To assemble the bread:
- Either coat a 9-by-5 loaf pan lightly with butter or a nonstick spray and set aside.
- Turn dough out onto a well-floured counter and roll the dough into a 20-by-12-inch rectangle, making sure it doesn’t stick to the counter by lifting sections and re-flouring the counter as needed. Brush the butter-mustard-Worcestershire mixture evenly over the whole surface, right up to the edges. Cut the dough crosswise into 5 strips; each should be 12-by-4 inches. Sprinkle the first one evenly with a heaping 1/4 cup of the grated cheese (which is now fine to leave out at room temperature). Gently place another strip on top of it, coat it with another heaping 1/4 cup of cheese, and repeat with remaining strips until they are stacked 5-high and all of the cheese is used.

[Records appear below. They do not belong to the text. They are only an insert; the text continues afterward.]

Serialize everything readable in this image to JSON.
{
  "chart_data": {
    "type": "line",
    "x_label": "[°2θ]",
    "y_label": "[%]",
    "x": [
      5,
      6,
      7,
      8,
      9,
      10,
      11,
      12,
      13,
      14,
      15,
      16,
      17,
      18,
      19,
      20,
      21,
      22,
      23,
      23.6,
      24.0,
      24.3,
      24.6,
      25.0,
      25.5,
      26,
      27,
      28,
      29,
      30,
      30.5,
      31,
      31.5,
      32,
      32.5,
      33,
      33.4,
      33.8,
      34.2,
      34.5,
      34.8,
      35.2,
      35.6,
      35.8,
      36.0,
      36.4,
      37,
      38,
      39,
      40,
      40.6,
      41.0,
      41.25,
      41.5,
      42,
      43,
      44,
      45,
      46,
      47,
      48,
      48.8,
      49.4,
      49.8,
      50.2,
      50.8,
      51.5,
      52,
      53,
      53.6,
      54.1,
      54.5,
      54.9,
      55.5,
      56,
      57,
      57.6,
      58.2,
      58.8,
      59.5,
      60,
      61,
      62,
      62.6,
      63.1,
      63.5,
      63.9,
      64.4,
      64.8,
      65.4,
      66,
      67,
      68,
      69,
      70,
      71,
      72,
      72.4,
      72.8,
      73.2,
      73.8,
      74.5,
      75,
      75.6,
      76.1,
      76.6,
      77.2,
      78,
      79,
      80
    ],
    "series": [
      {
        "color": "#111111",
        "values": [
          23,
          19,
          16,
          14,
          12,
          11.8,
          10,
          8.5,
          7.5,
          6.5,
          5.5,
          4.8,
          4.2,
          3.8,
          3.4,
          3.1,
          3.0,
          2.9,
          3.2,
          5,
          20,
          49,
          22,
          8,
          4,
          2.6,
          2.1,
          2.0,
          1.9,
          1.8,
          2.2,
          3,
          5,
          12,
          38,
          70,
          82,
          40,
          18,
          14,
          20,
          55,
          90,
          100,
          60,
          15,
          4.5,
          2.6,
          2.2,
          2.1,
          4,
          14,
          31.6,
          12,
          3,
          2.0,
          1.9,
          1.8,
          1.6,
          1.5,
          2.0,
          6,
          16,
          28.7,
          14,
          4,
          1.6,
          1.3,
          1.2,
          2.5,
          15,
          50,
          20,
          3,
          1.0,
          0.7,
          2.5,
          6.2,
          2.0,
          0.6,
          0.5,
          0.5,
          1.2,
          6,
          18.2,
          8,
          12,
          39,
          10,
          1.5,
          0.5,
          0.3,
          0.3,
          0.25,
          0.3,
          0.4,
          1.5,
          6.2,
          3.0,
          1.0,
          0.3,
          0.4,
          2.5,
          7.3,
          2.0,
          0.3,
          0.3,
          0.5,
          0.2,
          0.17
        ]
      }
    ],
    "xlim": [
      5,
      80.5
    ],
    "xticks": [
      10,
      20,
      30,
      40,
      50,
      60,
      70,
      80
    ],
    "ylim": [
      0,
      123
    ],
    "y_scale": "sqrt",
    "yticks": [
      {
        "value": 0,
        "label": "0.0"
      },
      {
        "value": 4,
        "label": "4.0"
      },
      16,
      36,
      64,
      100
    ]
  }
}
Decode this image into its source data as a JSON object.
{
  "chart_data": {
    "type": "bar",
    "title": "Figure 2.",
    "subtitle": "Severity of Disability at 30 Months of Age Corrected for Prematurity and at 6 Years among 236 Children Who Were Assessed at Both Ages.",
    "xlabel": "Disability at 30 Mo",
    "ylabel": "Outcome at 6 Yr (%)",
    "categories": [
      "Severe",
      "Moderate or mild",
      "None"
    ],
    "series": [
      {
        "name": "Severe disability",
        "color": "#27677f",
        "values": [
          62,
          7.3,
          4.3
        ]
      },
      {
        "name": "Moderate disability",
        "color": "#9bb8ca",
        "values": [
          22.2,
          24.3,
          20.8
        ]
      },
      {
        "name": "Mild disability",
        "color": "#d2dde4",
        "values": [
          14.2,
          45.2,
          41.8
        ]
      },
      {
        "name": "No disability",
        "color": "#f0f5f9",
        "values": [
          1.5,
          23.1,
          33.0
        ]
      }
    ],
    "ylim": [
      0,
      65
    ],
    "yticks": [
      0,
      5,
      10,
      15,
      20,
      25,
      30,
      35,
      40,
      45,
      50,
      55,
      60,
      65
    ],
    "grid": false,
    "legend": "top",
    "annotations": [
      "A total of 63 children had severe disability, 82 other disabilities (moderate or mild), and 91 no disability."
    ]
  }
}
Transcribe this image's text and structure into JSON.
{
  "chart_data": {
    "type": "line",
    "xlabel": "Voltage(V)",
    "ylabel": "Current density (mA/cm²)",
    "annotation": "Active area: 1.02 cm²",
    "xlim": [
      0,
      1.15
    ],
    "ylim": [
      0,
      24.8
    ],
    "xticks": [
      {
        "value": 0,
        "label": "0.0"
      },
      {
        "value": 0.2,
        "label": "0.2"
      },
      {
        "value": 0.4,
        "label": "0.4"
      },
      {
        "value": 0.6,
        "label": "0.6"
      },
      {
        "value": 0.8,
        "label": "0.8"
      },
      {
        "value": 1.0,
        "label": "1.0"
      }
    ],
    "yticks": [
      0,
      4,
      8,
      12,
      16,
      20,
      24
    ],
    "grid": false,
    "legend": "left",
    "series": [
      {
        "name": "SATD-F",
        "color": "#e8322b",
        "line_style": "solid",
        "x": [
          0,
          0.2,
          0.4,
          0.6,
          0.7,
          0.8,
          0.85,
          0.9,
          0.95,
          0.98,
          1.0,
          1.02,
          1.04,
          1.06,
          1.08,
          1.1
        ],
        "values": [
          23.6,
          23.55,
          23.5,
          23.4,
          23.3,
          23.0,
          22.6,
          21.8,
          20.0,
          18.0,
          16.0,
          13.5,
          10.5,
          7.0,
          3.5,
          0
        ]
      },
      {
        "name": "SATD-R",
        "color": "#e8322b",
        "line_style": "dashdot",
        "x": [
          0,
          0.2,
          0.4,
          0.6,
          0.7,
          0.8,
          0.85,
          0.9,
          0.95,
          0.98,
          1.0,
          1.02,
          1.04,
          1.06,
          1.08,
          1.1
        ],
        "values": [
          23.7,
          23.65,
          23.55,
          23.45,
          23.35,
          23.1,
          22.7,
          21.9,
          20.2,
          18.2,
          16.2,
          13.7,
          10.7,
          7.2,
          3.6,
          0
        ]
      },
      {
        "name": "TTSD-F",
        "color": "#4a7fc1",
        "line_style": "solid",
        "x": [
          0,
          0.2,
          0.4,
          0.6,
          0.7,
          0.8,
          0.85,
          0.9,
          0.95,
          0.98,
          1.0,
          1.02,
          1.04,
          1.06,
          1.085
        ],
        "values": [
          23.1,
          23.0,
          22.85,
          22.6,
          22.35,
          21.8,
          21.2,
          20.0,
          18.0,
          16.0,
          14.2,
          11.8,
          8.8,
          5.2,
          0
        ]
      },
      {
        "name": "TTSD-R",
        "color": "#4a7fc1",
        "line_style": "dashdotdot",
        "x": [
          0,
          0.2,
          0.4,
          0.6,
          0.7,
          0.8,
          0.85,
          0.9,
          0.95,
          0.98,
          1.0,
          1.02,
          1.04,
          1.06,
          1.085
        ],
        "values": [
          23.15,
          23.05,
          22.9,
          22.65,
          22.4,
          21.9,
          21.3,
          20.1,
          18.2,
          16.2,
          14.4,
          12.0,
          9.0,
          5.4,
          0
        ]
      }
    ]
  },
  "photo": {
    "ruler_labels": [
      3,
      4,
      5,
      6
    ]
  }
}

- With your very sharpest serrated knife, gently — so gently! The lightest sawing motions the weight of the blade will allow! — cut your stack into 6 to 7 2-inch segments (each stacked segment should be 4-by-2 inches). I say 6 to 7 range because while your 12-inch length should clearly yield only 6 2-inch segments, I find that the soft dough stretches so much when you lift and stack it that I end up with 7. Either amount will fit; this is totally not something to fret over.
- Arrange stacks of dough down the length of your prepared loaf pan as if filling a card catalog drawer. I make this easier by standing my loaf pan up on its short end to make the next part easier. If, when you finish filing all of your dough stacks, you ended up with less than needed for the dough “cards” to reach the end of the pan, when you return the pan to rest flat on the counter again, just shimmy it a little so the dough centers. It will all even out in the final rise/oven. If you ended up with toomany dough cards, before you add the last stack, simply press gently on the dough already filed to make room for it.
- Loosely cover the pan with more plastic wrap and set it aside to rise again for 30 to 45 more minutes. Meanwhile, preheat your oven to 350 degrees.
- Bake loaf for 25 to 35 minutes, until puffed and brown. Transfer it to a wire rack and let it cool for 5 minutes before flipping it out onto a serving plate/cutting board. Serve warm with cold beer.
- Loaf “pulls” apart the easiest when it is hot or warm. If it has cooled beyond the point that the layers wish to easily separate, simply serve it in thin slices. Wrap leftovers in plastic and keep at room temperature for a day. I bet the leftovers would be fantastic reheated with scrambled eggs.